With that, I’d better get heading to the bus stop for another oh-so-glorious day of productive work, of which Ayn Rand would surely be proud and toward which she would feel awe, if she weren’t dead***. I hope you all have a decent day and a good week. If you’re lucky enough to have friends and family around you, cherish them. They provide a strong positive counterweight to a lot of the negatives of the world.
*It’s kind of funny that John Lennon wrote that when he was in his mid twenties. Just how much younger could he have been? I guess it’s all relative, and the perceived duration of any given time span becomes shorter and shorter as we get older and older, as each new passing moment is a smaller and smaller fraction of our total lives.
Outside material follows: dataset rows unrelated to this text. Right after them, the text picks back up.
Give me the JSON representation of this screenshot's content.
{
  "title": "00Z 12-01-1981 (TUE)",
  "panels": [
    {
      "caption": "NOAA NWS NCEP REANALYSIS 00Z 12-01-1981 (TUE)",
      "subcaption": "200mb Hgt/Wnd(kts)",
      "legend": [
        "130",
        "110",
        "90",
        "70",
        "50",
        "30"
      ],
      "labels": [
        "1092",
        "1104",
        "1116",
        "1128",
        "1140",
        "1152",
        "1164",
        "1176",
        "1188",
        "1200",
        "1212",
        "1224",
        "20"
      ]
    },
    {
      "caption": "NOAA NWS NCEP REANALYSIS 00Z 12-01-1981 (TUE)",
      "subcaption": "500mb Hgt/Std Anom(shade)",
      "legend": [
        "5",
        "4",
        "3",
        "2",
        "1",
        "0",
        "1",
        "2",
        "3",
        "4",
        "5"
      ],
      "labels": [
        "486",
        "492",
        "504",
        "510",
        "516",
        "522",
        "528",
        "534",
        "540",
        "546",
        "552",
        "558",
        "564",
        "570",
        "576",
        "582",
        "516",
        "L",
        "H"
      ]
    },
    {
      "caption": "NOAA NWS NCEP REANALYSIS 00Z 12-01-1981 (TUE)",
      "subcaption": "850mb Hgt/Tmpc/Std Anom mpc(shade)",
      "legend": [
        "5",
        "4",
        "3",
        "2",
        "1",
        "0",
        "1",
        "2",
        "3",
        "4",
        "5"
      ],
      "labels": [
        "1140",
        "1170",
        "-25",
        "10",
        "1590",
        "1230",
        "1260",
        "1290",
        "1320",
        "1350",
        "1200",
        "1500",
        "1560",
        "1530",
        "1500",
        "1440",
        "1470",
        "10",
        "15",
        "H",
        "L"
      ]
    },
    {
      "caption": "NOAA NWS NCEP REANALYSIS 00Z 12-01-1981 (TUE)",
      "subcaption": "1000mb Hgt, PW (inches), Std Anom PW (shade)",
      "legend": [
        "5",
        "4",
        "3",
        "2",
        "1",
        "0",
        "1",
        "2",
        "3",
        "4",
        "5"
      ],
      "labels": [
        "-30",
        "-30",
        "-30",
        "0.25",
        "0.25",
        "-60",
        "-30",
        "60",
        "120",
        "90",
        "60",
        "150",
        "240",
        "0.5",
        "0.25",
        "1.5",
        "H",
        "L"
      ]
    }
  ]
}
**To be fair to them, I don’t think there were many bullying stupid (is that redundant?) people in our school. People who were badly adjusted and too troubled, or too “cool”, tended to get involved with using and sometimes dealing drugs, and otherwise getting in legal trouble, and often ended up dropping out, which is rather heartbreaking. I don’t know how many such people died young and unhappy, but it was a sadly large number. According to some statistics I read, only 80% of the people who started high school in my city finished it, and only about 4 or 5% of them finished college. These statistics are not true now, of course—they don’t even apply. My old high school and junior high and elementary schools are all closed, and are falling into ruin, as is much of the Detroit area. It’s very sad. For a long time, it was a fine and impressive place, as were those schools.
***That was sarcasm, in case it wasn’t obvious.